Bahaman et al. review five steps that are required to introduce an intervention in a resource-constrained environment and to nurture the process so that it grows and becomes embedded in the local environment. A further critical requirement is that implementers introduce a systems improvement plan and implant modern improvement methods into the environment they are seeking to change. The review rightly emphasizes the key role of the change agent: an active agent should be part of any improvement activity, though all stakeholders in the change should quickly develop skill in analysing and enhancing performance. Establishing a common aim is also a crucial starting point for any endeavour to change the system, and can often act as a rallying point or compass when a project seems to be losing its way. Finally, the role of testing change ideas on a small scale before widespread implementation is an important part of the process, since it allows local health workers to develop confidence in and ownership of the change.
The authors accurately describe the process of identifying challenges, determining the root causes of the problems, prioritizing the highest leverage changes to be tested, testing solutions on a small scale and then implementing successful strategies on a broader scale. In our experience, this process can proceed quickly through formation of a core improvement team within each health unit (e.g. clinic) that meets regularly, perhaps weekly, and is mentored by the change agent in continuously making local improvements and analysing the data from tests of these changes.1 Broad change and rapid spread of successful pilot schemes can be accelerated by forming learning networks of improvement teams from multiple sites. Every level of the health care system tertiary, secondary and primary care sites should be represented, brought together by a common aim and acting, as much as possible, as an interdependent system, with each hospital or clinic making its best contribution to optimize limited resources.2 This collaboration process needs to be well-coordinated by an experienced improvement expert.

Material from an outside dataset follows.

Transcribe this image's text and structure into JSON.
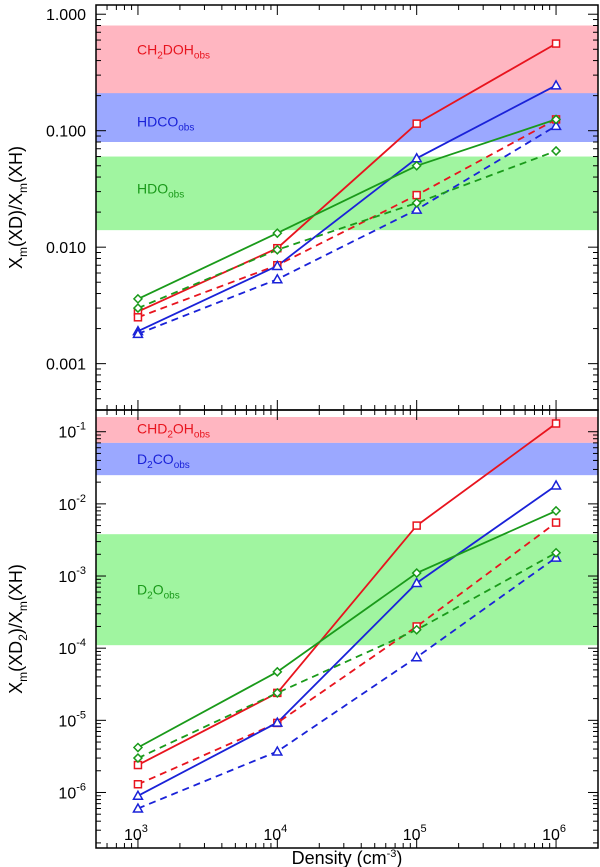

Introducing change into a system when the change agent is not part of the government infrastructure (e.g. nongovernmental organization or academic unit) can be problematic if the local or regional health authority is not part of the process. It is crucial that local health structures such as the district health office are engaged in the design and leadership of change, and that change does not threaten their authority or pre-existing strategies. Securing governmental buy-in is even more crucial when contemplating scaling up successfully tested changes. Collecting and repeatedly disseminating data showing the effects of the change powerfully engages the support of local and regional departments of health.
Ultimately, sustainability and spread of new ideas will depend on the success of the initial change process, ownership of the change processes by the local health workers, a robust infrastructure for learning, and concomitant support from health-care leadership to allow local adaptation and testing of new ideas for improvement. A successful improvement process can transform the culture of health systems accustomed to introducing change through top-down approaches, ultimately empowering front-line providers of care, and building capacity to make future progress via a similar, structured improvement process.
1. Berwick DM. Lessons from developing nations on improving health care. BMJ 2004;328:1124-9.
2. An approach to rapid scale-up: using HIV/AIDS treatment and care as an example. Geneva: World Health Organization; 2004.